Cuthbert was one of Buffalo’s most revered artists from her generation, known for her proficiency as a painter and her spirited camaraderie as a friend. Born in West Newton, Pennsylvania in 1908, she earned a bachelor of fine arts degree from Syracuse University in 1926 and a fellowship to study abroad. From 1930 to 1931 she studied in Europe, where she met her future husband, Philip C. Elliott, in Paris. In 1941 the couple moved from Pittsburgh to Buffalo, and Cuthbert became a painting instructor at the Albright Art School, the University of Buffalo, and later at the State University of New York at Buffalo. Cuthbert studied with artists – including Charles Hawthorne, Colin Gill, George Luks, andAlexander Kostellow – working in a range of styles. Her work initially was stylistically aligned with the Ash Can School; however, she is best known for her interpretation of a style referred to as Magic Realism.
The Frank K. M. Rehn Gallery represented Cuthbert in its New York Gallery, along with Charles E. Burchfield, Edward Hopper and Reginald Marsh. Her work received widespread attention during the 1940s and 1950s in solo and group exhibitions and in national publications, such as Fortune Magazine and ARTnews. In 1954 she was honored by the American Academy of Arts and Letters and the National Institute of Arts and Letters.

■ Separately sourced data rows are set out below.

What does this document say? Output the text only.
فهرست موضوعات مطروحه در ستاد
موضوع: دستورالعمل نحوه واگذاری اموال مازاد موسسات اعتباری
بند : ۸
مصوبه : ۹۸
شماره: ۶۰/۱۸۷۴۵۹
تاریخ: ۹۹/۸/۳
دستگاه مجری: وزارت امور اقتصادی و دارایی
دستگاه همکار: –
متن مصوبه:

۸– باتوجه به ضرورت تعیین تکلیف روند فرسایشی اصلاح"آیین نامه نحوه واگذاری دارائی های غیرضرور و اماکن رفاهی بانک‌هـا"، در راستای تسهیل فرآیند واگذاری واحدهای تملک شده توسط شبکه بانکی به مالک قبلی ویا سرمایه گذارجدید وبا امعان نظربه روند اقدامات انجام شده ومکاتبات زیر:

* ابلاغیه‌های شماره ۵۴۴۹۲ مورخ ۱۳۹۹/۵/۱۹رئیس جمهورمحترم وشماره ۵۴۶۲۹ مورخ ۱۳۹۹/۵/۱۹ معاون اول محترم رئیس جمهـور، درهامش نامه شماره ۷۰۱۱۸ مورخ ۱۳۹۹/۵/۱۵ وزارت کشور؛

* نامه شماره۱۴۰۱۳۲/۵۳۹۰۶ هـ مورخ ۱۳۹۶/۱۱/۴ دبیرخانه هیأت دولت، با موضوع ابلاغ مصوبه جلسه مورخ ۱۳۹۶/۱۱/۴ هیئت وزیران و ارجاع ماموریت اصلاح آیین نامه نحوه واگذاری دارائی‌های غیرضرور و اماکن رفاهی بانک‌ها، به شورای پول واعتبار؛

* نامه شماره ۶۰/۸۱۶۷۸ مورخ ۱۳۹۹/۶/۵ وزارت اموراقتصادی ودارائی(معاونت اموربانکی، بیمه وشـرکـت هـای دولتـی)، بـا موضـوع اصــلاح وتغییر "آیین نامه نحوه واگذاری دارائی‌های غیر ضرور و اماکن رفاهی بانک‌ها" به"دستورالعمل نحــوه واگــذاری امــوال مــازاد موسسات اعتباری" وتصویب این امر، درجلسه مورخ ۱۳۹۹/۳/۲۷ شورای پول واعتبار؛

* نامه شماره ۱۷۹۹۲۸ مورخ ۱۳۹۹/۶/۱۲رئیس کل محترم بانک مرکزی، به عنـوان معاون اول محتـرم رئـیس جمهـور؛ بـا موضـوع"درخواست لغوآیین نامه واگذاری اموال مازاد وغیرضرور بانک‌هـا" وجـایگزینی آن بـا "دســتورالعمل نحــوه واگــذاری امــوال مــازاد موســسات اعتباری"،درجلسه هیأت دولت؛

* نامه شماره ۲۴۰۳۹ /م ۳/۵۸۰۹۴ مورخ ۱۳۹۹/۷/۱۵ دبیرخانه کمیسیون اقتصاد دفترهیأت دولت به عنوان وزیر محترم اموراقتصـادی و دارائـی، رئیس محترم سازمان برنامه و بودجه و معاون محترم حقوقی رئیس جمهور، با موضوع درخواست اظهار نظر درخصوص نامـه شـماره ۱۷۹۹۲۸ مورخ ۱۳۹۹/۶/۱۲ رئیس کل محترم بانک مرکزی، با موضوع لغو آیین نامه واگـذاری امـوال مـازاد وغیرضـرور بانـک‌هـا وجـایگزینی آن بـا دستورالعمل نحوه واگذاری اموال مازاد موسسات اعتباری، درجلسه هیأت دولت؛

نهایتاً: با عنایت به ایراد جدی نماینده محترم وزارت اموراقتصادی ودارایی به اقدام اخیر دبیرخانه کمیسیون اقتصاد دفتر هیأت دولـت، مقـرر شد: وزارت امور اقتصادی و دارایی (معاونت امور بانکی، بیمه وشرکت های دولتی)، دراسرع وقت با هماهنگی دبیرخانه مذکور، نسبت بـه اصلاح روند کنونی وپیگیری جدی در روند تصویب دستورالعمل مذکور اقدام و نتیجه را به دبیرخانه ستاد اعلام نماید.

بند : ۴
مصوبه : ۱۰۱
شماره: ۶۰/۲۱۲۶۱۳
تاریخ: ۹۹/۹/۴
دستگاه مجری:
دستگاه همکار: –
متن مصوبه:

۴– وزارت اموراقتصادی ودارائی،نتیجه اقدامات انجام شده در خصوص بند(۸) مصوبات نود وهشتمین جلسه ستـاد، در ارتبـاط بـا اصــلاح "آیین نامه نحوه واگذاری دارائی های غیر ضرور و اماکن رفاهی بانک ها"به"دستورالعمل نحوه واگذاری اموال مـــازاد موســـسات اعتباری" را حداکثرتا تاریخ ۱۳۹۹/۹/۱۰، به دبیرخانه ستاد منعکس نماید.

Cuthbert was a member of the New York Society of Women Artists as well as The Patteran Society – a group of artists who left the Buffalo Society of Artists to pursue what they believed to be a more challenging approach to art. An important retrospective of her work was presented at the Nina Freudenheim Gallery in Buffalo in 1990. The accompanying catalog presented a biographical essay by Albert L. Michaels, Ph.D., professor of history at Buffalo State College.
In 1995 the Arts Council in Buffalo and Erie County and the Greater Buffalo Partnership honored Cuthbert with an Individual Professional Artists Award. Over several years, Cuthbert donated many works and archival materials relating to herself and her husband to the Burchfield Penney Art Center. She died in Buffalo in 2001.